On 31/10/2019 11:04, Jeff Layton wrote:
On Thu, 2019-10-24 at 10:16 +0100, Pádraig Brady wrote:
On 09/10/2019 22:23, Pádraig Brady wrote:
On 09/10/2019 11:14, Jeff Layton wrote:
On Wed, 2019-10-09 at 10:19 +0100, Pádraig Brady wrote:
On 19/09/19 16:59, Jeff Layton wrote:
v4:
- set appropriate STATX_* bits for time_type, sort_type and
     print_block_size

v3:
- syntax cleanups. make syntax-check now passes

v2:
- add wrappers for stat_for_ino and fstat_for_ino, don't factor out loop
     detection
- style cleanups

Sorry for the delay in reviewing.

This looks good, except for the usage
of AT_STATX_DONT_SYNC when retrieving inode info.
Sure that generally doesn't change, but that
would be file system dependent, and I have seen
file systems that populate inode with counters etc.
Anyway that sort of decision would be best done
in the kernel I think, where it would have the
info whether it needs to sync for STATX_INO or not.

OK for me to push without the DONT_SYNC ?


Sure, that seems reasonable.
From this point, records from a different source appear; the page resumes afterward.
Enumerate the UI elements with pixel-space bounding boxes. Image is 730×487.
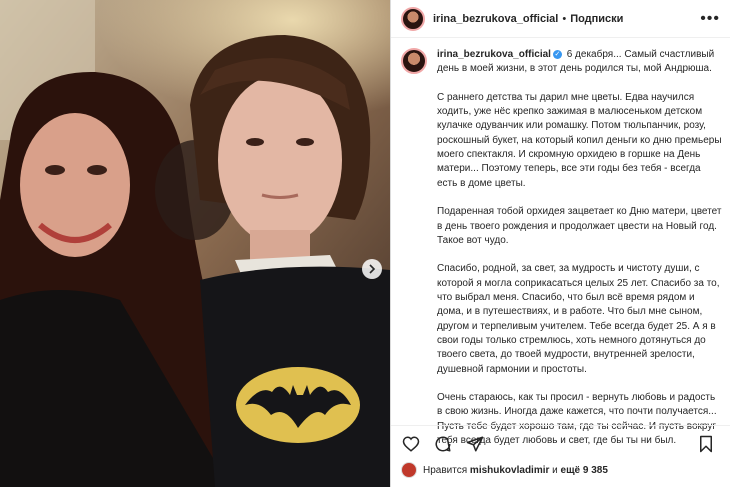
post-sidebar: irina_bezrukova_official • Подписки ••• … bbox=[390, 0, 730, 487]
caption-username[interactable]: irina_bezrukova_official bbox=[437, 49, 551, 60]
avatar[interactable] bbox=[401, 6, 425, 31]
save-button[interactable] bbox=[696, 434, 716, 454]
post-caption: irina_bezrukova_official ✓ 6 декабря... С… bbox=[401, 48, 722, 463]
carousel-next-button[interactable] bbox=[362, 259, 382, 279]
follow-button[interactable]: Подписки bbox=[570, 13, 623, 25]
caption-date: 6 декабря bbox=[566, 49, 614, 60]
header-separator: • bbox=[562, 12, 567, 25]
send-icon bbox=[466, 436, 484, 452]
likes-count[interactable]: ещё 9 385 bbox=[561, 465, 608, 476]
caption-paragraph: С раннего детства ты дарил мне цветы. Ед… bbox=[437, 91, 722, 189]
instagram-post: irina_bezrukova_official • Подписки ••• … bbox=[0, 0, 730, 487]
liker-avatar[interactable] bbox=[401, 462, 417, 478]
likes-prefix: Нравится bbox=[423, 464, 468, 476]
caption-body: irina_bezrukova_official ✓ 6 декабря... С… bbox=[437, 48, 722, 463]
chevron-right-icon bbox=[369, 264, 376, 274]
post-photo[interactable] bbox=[0, 0, 390, 487]
header-username[interactable]: irina_bezrukova_official bbox=[433, 13, 558, 25]
post-header: irina_bezrukova_official • Подписки ••• bbox=[391, 0, 730, 38]
more-options-icon[interactable]: ••• bbox=[700, 10, 720, 28]
heart-icon bbox=[402, 436, 420, 452]
liker-username[interactable]: mishukovladimir bbox=[470, 465, 549, 476]
share-button[interactable] bbox=[465, 434, 485, 454]
action-bar bbox=[391, 425, 730, 462]
caption-paragraph: Подаренная тобой орхидея зацветает ко Дн… bbox=[437, 206, 722, 246]
likes-row: Нравится mishukovladimir и ещё 9 385 bbox=[401, 462, 608, 478]
caption-first-paragraph: irina_bezrukova_official ✓ 6 декабря... С… bbox=[437, 48, 722, 77]
caption-paragraph: Спасибо, родной, за свет, за мудрость и … bbox=[437, 263, 720, 375]
caption-avatar[interactable] bbox=[401, 48, 427, 74]
comment-button[interactable] bbox=[433, 434, 453, 454]
comment-icon bbox=[435, 436, 451, 452]
like-button[interactable] bbox=[401, 434, 421, 454]
photo-image bbox=[0, 0, 390, 487]
verified-badge-icon: ✓ bbox=[552, 49, 562, 59]
likes-middle: и bbox=[552, 464, 558, 476]
bookmark-icon bbox=[700, 435, 712, 453]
Let me know if you need me to resend.

Pushed without AT_STATX_DONT_SYNC.
Also added the new statx.h to noinst_HEADERS,
and used our _GL_ATTRIBUTE_PURE define rather than
the less portable __attribute__.

https://git.sv.gnu.org/gitweb/?p=coreutils.git;a=commitdiff;h=a99ab26

FYI I see this is causing issues with docker images (possibly due to seccomp).
https://bugzilla.redhat.com/show_bug.cgi?id=1760300
(There is a bug tracking the kernel issue but it's not publicly accessible.)

  From scanning the comments it seems that once statx() is called
state is messed up, so that having ls fall back from statx() to stat()
wouldn't help in this case. So the assumption that whatever libc providing
statx() does appropriate fallback to stat() is probably still valid.


Yep, this seems like it's probably a seccomp bug. We were going to put
these patches into Fedora 31's coreutils, but reverted the patches until
this is resolved. Hopefully they'll nail down the problem soob.

Jeff I don't have access to the kernel bug tracking this issue:
https://bugzilla.redhat.com/show_bug.cgi?id=1762578
Could you give a summary of the current state?
Am I correct in thinking that if statx() returns 2,
then it would be futile to notice that and fall back to stat()
as state is messed up causing future stat() calls to fail?